Making customers feel the right things
Brands are driven by emotions. Our research has shown that simple affection is not enough. A positive attitude is not enough. In order to create strong loyalty that turns into sales and advocacy brands have to stimulate a carefully considered cocktail of emotions, in a unique way, at various touch points.
When Woolworth's closed its doors in January 2009 there was outrage– demands that the retailer should be rescued could be heard in coffee shops and offices. Yet many of these ‘outraged’ consumers had not been to a Woolworths store in years or if so only sporadically buying very little. Those consumers were definitely feeling an attachment to the brand – but that attachment had not translated into sales and so the brand fell.
So clearly it is not just about making consumers feel something – it's about making them feel the right things.
What is the right thing? For a start the emotions have to be relevant to the product category – they have to emotionally fit with the core emotional experience the consumer is seeking from the product category.
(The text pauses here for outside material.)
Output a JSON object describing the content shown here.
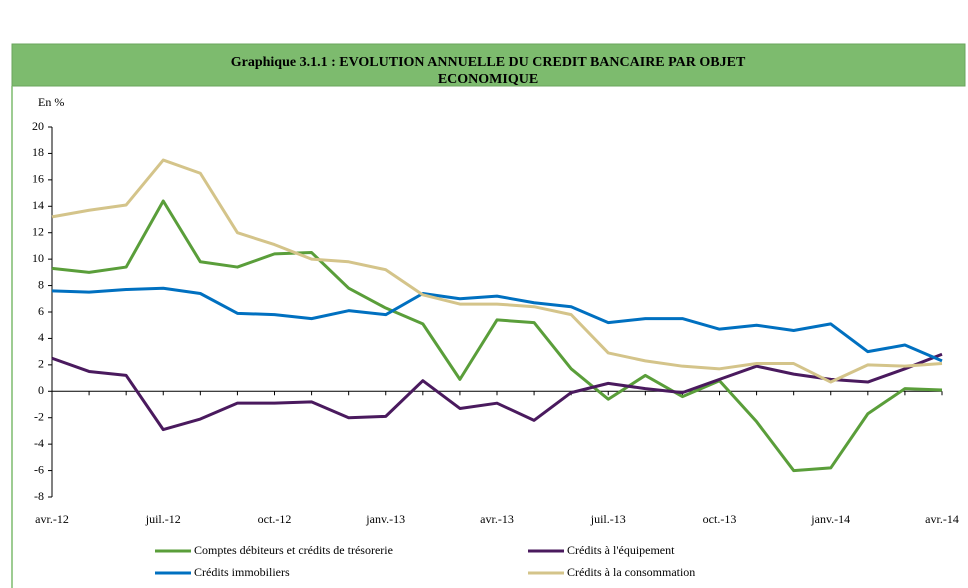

This then has to be supported by a unique mix of emotional drivers that only the brand can own and that a credible brand story can be written around. To stimulate those emotions sensory triggers are applied throughout all elements of the marketing mix. Sounds complicated? The process for finding and developing the correct emotional triggers is complex and requires specialist research techniques, but that is for us to worry about. The result however is very simple – an emotional brand synopsis that can be summarised on one sheet of paper and will inform all areas of brand activity.